The meetings to date have been nourishing and energetic. And timely. Emerging from a pandemic only to face a polycrisis is debilitating to say the least. As a result, we are all carrying world-weariness and anxiety into the season of goodwill and, as I have previously observed, if we lack both hope and agency then the future will terrify rather than tantalise.
As if by magic, the guest of the latest MarketingKind Zoom call was author and founder of the Positive Nature Network, Richard Wain. Apart from dropping mind-boggling stats on the vast number of atoms in our bodies and how many of them we share with everyone who has ever lived, Richard also introduced me to the concept of a Thrutopia.
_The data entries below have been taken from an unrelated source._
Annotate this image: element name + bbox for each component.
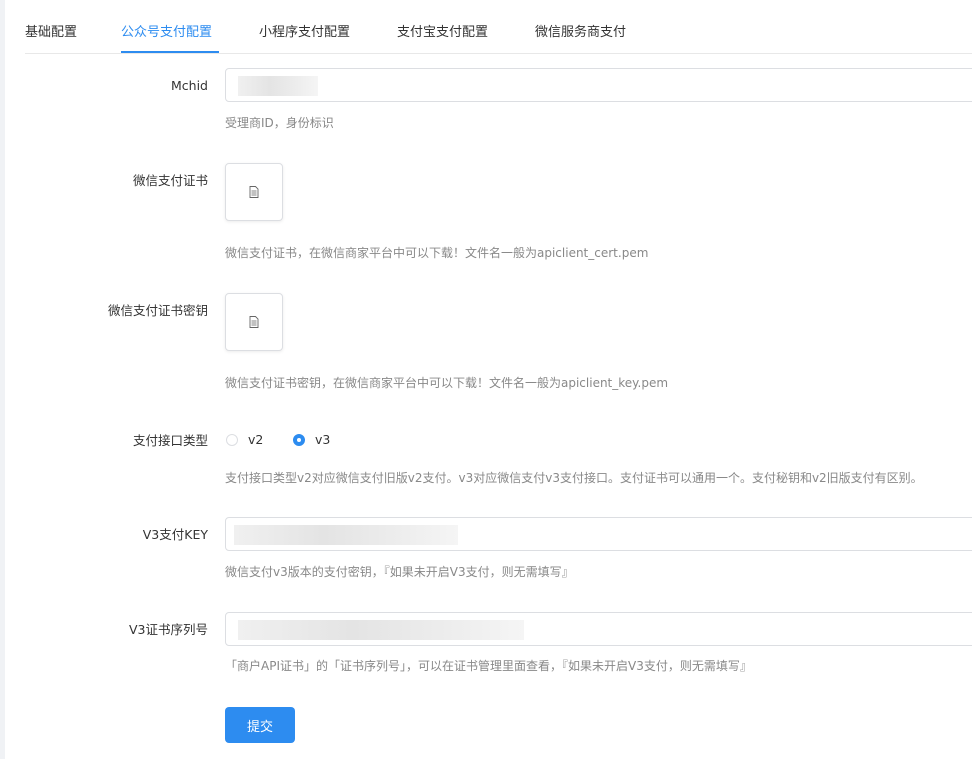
tab-mini-program-payment[interactable]: 小程序支付配置 (259, 24, 350, 42)
cert-key-label: 微信支付证书密钥 (107, 303, 208, 318)
radio-v3-label: v3 (315, 432, 331, 447)
api-type-label: 支付接口类型 (132, 433, 208, 448)
v3-serial-label: V3证书序列号 (128, 622, 208, 637)
api-type-help: 支付接口类型v2对应微信支付旧版v2支付。v3对应微信支付v3支付接口。支付证书… (225, 471, 923, 485)
tab-bar: 基础配置 公众号支付配置 小程序支付配置 支付宝支付配置 微信服务商支付 (25, 0, 972, 54)
mchid-input[interactable] (225, 68, 972, 102)
tab-official-account-payment[interactable]: 公众号支付配置 (121, 24, 212, 42)
active-tab-indicator (121, 51, 219, 53)
cert-upload[interactable] (225, 163, 283, 221)
mchid-label: Mchid (171, 78, 208, 93)
v3-serial-redacted-value (238, 620, 524, 640)
cert-key-help: 微信支付证书密钥，在微信商家平台中可以下载！文件名一般为apiclient_ke… (225, 376, 669, 390)
radio-v2-label: v2 (248, 432, 264, 447)
radio-v2-circle[interactable] (226, 433, 238, 446)
cert-label: 微信支付证书 (132, 173, 208, 188)
submit-button[interactable]: 提交 (225, 707, 295, 743)
radio-v3[interactable]: v3 (293, 432, 330, 447)
radio-v2[interactable]: v2 (226, 432, 263, 447)
v3-key-help: 微信支付v3版本的支付密钥，『如果未开启V3支付，则无需填写』 (225, 565, 574, 579)
page: 基础配置 公众号支付配置 小程序支付配置 支付宝支付配置 微信服务商支付 Mch… (0, 0, 972, 759)
tab-basic-config[interactable]: 基础配置 (25, 24, 77, 42)
tab-wechat-service-provider-payment[interactable]: 微信服务商支付 (535, 24, 626, 42)
file-icon (249, 316, 259, 328)
file-icon (249, 186, 259, 198)
v3-serial-help: 「商户API证书」的「证书序列号」，可以在证书管理里面查看，『如果未开启V3支付… (225, 659, 752, 673)
mchid-help: 受理商ID，身份标识 (225, 116, 334, 130)
cert-key-upload[interactable] (225, 293, 283, 351)
radio-v3-circle[interactable] (293, 433, 305, 446)
v3-key-redacted-value (234, 525, 458, 545)
v3-key-input[interactable] (225, 517, 972, 551)
v3-key-label: V3支付KEY (142, 527, 208, 542)
mchid-redacted-value (238, 76, 318, 96)
cert-help: 微信支付证书，在微信商家平台中可以下载！文件名一般为apiclient_cert… (225, 246, 649, 260)
tab-alipay-payment[interactable]: 支付宝支付配置 (397, 24, 488, 42)
v3-serial-input[interactable] (225, 612, 972, 646)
The word originates from a 2017 blog in HuffPost UK by academic Rupert Read. In considering climate change, Read expressed the view that we were past the point of being able to portray human survival in utopian terms. In his words, and as I suspect we all now know, “climate chaos is going to reap untold devastation across the planet before we get through it…”
Conversely, he argued, a dystopian view was also useless. Paralysing, de-motivating and dangerous. So how to address this enormous challenge in the months and years ahead?
Quoting Read sparingly: “What are desperately needed…are what I term thrutopias…how to get from here to there…ways of seeing, understanding, inhabiting, creating what will be needed for the very long haul.”
In the years since his blog, the idea has grown beyond climate change to embrace wider issues that can generate feelings of powerlessness and disbelief when we reflect on the world around us. Check out the work of author, podcaster, and teacher Manda Scott.
In practice, thrutopias emerge from the collaboration between experts at the leading edge of change, visionary thinkers in positions of influence and creative artists to write the stories that present “a truly realistic way forward.”
So, marketers, turn your talents to thrutopianism. Like never before we need a narrative to help us believe in and strive for something better.
More immediately, on the subject of storytelling, my friend and successful marketer Mark Sherrington, has just launched a card game called Tenets. Each card contains a point of view expressed as a famous (or not) quote, music lyric, line from a movie. An hour or two playing Tenets will help you explore views on life and connect more deeply with friends, family, and colleagues. https://tenets.life/
Wherever we find it, in Manda Scott’s words, what will get us through the current storms is “a sense of a future we could reach if we all worked together.”